Exergaming: Spielend Therapien unterstützen

Montag, 26. Februar 2018
Anfang des Jahres besuchten Studierende aus Österreich, Irland, Norwegen und den Niederlanden ihre Kommilitoninnen und Kommilitonen in der Hochschule Bonn-Rhein-Sieg. Gemeinsam präsentierten die Studierenden am Campus Sankt Augustin ihre Prototypen, die sie zuvor im Rahmen des Erasmus+-Seminars "Serious Games and Welfare Technology" entwickelt hatten.
Gruppenfoto Exergaming Seminar am Campus Sankt Augustin
Gruppenbild Erasmus+-Seminars "Serious Games and Welfare Technology", 2018. Foto: Irene Rothe

Von Sarah-Marie Lange

Exergames, also Computerspiele, die nicht nur Spaß machen sondern auch einen therapeutischen Zweck haben, sind ein stark wachsenden Feld in der Computerbranche. Im Rahmen eines mit EU-Mitteln geförderten Projekts entwickeln Studierende aus mehreren Ländern zusammen neue Exergaming-Prototypen.

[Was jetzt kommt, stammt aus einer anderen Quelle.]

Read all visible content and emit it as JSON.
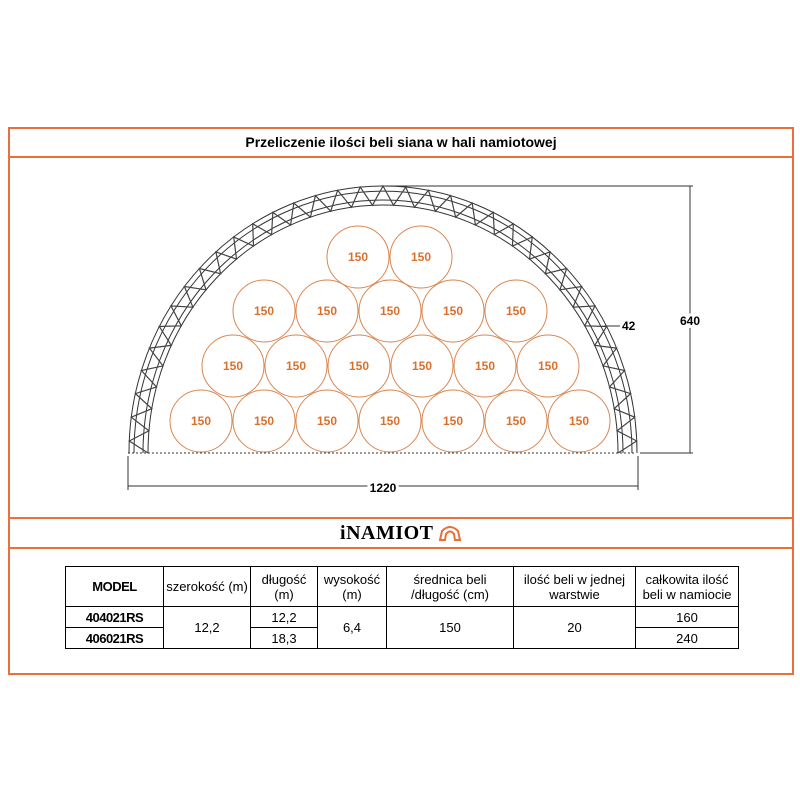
{
  "title": "Przeliczenie ilości beli siana w hali namiotowej",
  "diagram": {
    "bale_rows": [
      [
        "150",
        "150"
      ],
      [
        "150",
        "150",
        "150",
        "150",
        "150"
      ],
      [
        "150",
        "150",
        "150",
        "150",
        "150",
        "150"
      ],
      [
        "150",
        "150",
        "150",
        "150",
        "150",
        "150",
        "150"
      ]
    ],
    "dim_width": "1220",
    "dim_height": "640",
    "dim_truss": "42",
    "colors": {
      "frame": "#e8703a",
      "bale": "#d9864f",
      "bale_text": "#d9702c"
    }
  },
  "logo": "iNAMIOT",
  "table": {
    "headers": [
      "MODEL",
      "szerokość (m)",
      "długość (m)",
      "wysokość (m)",
      "średnica beli /długość (cm)",
      "ilość beli w jednej warstwie",
      "całkowita ilość beli w namiocie"
    ],
    "rows": [
      {
        "model": "404021RS",
        "length": "12,2",
        "total": "160"
      },
      {
        "model": "406021RS",
        "length": "18,3",
        "total": "240"
      }
    ],
    "width": "12,2",
    "height": "6,4",
    "bale": "150",
    "per_layer": "20"
  }
}
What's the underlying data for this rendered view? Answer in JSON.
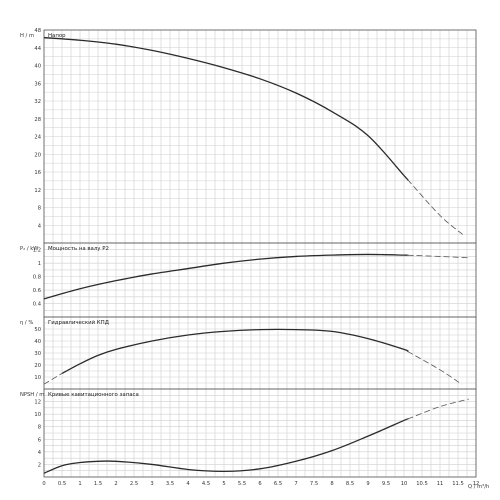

Organisiert wurde die Projektwoche an der H-BRS von Prof. Dr. Irene Rothe,  die das Projekt in Sankt Augustin auch betreute. Bei dem abschließenden Treffen bereiteten die Studierenden aus dem Ausland, zusammen mit ihren Kommilitoninnen und Kommilitonen von der H-BRS, Präsentationen für ihre Prototypen vor, die sie im Oktober letzten Jahres in Amsterdam entworfen hatten.

Interdisziplinäre Entwicklungen

Da für die Entwicklung der Exer-Games Wissen aus verschiedenen Bereichen wie Informatik, Medizin, Game Design und Elektrotechnik genutzt wird, war auch die Gruppe der teilnehmenden Studierenden aus eben diesen Fachrichtungen gezielt ausgewählt worden. Nach einem regen, grenzüberschreitenden Wissensaustausch trugen alle Studierende etwas zu den Präsentationen bei.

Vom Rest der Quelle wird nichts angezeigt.